What is Family Law Supervision?
Working in family law can sometimes feel as though it is all client facing and as such you can be regularly exposed to heightened human emotion. Prolonged and unmanaged exposure to this level of emotional trauma and distress can lead to chronic stress, burn-out, addictions and workaholism.
Supervision offers a confidential, safe, non-judgmental and supportive space with ethical and professional boundaries to support you and enhance your development and growth.
Your supervisor will be at different times a listening ear, a sounding board, a mentor and an educator.
Your work life is multi-faceted; as well as working with clients, family law practitioners work with colleagues, other professionals, authorities and public agencies – these all also add to the emotional experiences of your life in family law. Supervision pays attention to all of these relationships.
Supportive supervision is about you, it can encompass discussions about work, clients and colleagues – though you are at the centre. It gives a time for you when, sometimes, it feels like there is no time for you.

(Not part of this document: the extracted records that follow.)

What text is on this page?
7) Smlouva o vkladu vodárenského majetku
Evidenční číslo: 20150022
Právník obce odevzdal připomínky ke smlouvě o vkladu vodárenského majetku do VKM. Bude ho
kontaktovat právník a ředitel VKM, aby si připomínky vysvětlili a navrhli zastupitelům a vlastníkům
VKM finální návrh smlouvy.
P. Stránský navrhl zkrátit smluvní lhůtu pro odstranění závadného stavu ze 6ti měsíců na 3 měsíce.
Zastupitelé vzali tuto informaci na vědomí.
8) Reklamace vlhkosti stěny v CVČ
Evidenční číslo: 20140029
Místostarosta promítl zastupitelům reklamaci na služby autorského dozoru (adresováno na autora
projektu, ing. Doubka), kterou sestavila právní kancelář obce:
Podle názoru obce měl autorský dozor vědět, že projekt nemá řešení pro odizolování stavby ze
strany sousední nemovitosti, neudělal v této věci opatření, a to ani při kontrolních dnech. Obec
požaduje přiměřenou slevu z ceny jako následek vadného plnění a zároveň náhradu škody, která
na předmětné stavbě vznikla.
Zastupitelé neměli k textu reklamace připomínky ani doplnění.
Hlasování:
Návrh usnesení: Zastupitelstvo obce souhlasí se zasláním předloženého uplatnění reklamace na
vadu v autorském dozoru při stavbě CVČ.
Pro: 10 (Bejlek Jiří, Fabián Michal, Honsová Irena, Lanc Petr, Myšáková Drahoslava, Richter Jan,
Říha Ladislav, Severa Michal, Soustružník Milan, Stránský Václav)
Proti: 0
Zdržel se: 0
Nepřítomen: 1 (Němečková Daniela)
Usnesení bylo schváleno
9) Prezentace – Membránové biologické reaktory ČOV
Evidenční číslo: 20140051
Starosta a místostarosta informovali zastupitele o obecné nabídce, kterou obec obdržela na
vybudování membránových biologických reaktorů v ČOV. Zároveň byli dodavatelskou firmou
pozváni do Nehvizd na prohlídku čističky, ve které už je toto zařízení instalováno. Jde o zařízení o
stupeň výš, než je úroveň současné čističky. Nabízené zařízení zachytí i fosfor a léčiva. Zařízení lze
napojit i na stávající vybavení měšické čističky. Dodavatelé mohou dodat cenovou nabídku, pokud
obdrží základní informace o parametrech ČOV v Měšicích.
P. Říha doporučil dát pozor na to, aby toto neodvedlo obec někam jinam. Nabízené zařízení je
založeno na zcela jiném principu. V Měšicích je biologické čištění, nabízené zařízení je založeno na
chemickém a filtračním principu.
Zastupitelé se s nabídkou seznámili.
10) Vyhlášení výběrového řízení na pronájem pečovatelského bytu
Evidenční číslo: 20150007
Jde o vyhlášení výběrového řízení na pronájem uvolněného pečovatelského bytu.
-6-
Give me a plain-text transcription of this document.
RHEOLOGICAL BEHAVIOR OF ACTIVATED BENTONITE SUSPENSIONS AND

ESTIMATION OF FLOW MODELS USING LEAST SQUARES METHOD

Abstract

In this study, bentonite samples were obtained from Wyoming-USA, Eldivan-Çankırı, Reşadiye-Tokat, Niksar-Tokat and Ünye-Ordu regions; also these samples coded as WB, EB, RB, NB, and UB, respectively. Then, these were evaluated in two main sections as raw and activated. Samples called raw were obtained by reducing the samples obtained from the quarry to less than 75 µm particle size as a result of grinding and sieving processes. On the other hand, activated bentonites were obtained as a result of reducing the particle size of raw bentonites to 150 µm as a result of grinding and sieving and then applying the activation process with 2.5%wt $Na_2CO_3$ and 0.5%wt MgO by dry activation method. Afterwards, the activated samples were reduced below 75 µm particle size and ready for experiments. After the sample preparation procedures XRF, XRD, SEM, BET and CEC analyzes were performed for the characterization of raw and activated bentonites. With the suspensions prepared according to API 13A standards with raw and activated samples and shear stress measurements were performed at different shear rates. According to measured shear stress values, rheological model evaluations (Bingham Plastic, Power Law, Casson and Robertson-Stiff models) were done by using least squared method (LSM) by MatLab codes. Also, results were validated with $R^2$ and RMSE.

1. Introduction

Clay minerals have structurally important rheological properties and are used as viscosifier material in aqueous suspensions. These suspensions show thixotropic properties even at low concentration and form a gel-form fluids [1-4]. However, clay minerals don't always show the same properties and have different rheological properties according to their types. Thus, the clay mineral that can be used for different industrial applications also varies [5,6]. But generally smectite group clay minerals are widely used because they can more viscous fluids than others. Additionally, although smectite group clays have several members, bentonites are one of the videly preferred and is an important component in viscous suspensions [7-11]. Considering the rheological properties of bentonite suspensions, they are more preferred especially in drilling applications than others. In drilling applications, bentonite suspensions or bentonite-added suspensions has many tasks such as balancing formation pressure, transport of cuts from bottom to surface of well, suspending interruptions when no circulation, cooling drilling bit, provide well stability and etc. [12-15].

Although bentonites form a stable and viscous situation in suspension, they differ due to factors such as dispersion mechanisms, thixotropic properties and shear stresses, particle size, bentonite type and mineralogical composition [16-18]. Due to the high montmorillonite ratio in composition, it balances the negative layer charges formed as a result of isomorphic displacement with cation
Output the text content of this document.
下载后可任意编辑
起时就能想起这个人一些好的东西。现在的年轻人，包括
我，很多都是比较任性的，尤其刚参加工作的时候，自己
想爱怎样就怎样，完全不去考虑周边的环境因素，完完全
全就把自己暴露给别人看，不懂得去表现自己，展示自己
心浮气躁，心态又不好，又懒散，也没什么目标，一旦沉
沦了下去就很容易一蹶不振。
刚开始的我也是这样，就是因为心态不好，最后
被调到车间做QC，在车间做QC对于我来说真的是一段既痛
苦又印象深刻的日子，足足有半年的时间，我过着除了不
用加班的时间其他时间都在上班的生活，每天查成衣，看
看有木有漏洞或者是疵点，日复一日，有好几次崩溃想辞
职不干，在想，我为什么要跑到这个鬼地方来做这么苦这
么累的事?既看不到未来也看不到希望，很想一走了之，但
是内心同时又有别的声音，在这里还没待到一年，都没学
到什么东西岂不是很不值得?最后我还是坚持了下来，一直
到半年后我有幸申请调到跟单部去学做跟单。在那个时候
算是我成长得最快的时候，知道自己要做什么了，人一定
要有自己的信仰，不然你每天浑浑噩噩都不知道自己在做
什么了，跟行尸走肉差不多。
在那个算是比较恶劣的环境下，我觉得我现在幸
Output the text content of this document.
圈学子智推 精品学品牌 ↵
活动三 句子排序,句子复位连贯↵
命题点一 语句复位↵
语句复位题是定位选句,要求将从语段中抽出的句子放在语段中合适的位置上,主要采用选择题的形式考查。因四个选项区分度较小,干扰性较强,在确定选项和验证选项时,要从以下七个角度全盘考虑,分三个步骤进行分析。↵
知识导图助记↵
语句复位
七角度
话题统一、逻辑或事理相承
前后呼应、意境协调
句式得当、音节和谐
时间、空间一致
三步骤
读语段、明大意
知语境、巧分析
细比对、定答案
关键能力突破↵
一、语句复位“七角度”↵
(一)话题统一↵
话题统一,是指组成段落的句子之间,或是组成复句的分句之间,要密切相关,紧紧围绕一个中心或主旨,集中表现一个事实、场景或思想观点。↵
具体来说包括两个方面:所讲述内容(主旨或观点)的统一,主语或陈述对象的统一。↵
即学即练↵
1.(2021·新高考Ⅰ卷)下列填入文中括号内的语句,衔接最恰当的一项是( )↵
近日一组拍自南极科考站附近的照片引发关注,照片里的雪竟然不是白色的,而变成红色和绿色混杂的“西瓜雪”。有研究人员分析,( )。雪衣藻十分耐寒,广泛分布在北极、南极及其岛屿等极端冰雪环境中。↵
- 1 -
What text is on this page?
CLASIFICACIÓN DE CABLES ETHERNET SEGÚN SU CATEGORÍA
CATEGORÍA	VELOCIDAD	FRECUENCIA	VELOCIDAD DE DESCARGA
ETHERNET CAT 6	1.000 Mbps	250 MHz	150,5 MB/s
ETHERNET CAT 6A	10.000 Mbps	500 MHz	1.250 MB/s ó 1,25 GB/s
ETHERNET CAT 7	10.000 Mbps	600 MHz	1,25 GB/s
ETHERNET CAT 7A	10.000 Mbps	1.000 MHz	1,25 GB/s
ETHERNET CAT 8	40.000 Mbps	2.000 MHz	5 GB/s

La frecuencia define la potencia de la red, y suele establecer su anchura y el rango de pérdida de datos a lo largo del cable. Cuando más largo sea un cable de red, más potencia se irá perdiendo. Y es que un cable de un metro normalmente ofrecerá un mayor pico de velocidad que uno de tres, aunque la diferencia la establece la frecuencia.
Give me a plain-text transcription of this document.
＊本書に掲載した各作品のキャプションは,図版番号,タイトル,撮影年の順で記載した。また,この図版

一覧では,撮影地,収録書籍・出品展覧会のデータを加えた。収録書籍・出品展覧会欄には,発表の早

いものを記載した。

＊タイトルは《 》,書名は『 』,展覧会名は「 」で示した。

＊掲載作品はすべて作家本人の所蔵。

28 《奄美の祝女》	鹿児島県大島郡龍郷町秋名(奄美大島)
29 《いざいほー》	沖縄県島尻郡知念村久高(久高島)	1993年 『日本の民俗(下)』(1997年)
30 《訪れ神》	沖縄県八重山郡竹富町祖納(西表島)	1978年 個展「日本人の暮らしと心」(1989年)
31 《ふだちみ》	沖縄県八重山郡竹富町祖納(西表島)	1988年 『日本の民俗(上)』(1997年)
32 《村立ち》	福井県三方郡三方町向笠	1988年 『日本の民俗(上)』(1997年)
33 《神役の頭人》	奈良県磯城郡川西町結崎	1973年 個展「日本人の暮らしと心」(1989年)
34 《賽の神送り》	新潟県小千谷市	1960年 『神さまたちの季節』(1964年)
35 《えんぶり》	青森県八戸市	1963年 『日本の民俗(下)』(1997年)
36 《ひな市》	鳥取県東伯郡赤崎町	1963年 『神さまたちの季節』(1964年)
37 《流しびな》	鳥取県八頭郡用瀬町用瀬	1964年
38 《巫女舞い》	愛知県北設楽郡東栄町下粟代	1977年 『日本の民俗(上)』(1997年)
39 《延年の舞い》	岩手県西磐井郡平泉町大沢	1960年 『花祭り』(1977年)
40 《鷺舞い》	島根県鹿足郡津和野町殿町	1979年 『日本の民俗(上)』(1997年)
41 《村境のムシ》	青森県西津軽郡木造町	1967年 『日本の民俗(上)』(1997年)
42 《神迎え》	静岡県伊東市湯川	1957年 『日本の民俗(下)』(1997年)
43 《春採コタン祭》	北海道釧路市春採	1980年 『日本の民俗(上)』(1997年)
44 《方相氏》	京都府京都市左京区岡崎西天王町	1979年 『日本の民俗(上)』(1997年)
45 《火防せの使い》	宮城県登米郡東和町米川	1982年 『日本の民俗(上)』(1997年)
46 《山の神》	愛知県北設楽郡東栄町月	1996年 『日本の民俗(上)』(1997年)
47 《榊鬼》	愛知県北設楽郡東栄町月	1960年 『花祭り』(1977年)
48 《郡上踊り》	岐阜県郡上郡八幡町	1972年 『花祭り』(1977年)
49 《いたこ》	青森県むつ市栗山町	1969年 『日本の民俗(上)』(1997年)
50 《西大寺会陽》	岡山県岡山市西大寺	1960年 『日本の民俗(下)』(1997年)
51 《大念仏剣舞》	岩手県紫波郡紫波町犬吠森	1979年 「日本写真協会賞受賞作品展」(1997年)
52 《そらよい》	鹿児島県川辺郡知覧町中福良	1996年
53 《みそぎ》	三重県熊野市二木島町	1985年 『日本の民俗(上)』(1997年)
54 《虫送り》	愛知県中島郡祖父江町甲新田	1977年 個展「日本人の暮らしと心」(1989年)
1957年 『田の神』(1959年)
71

There isn’t a work you and a home you – each life spills into both – supervision allows time and space to explore any aspect of life that may be affecting you in the workplace, or equally any aspect of work life that spills into your home life.
Supervision helps you understand yourself – including your own expectations and enables you to identify your reasonable limitations and work towards a more realistic work/life balance.
The supervision relationship can be both supportive and challenging – it helps you effectively care for yourself enabling you to care for your clients and colleagues.
Supervision is proactive caring rather than reactive caring – it is easier to manage your emotional self if you give yourself a set space and time to do so.
Supervision is a forum for you and your supervisor to explore where an aspect of your work life may have held significance or caused a higher than normal emotional response.
This all takes place in the shadow of the legal world – which is a hugely competitive and demanding environment.
What supervision is not:
Supervision is not counselling or psychotherapy, although there will be times when you feel deeply seen and understood, so it can feel like it.
Supervision does not give you answers – though there can be many questions. There is no fixed outcome of agenda – it is an organic rather than a scripted process with a fellow professional who is trained to listen.
It isn’t about asking if something was correct or the right thing to do – but rather growing the self-awareness to see the impact on you of decisions you make and actions you take.
It has nothing to do with judging your ability as a practitioner or the quality of the work that you do – it supports you while you go about doing your job, whilst exploring why you make certain decisions and the impact they have on you.
The practicalities of supervision:
The success of your supervision depends on the strength of the supervisory relationship. It is important to meet or speak with your supervisor regularly as agreed for an hour’s discussion. This can take place virtually or in person either at your place of work or your supervisor’s.
There are commonly monthly sessions though if you and your supervisor agree it can be more frequent if required, depending on your needs – this may happen if you are going through a difficult period, case or whilst qualifying or when facing a change or transition.
Supervision is open to everybody who undertakes any role in family law.
Your supervisor may come from any number of backgrounds including law, mediation, counselling or therapy and others – and will all have completed the FLiP Faculty training which is tailored specifically for Family Law Supervisors.
Supervisors will be covered by insurance and have safeguarding procedures according to their professional governing bodies.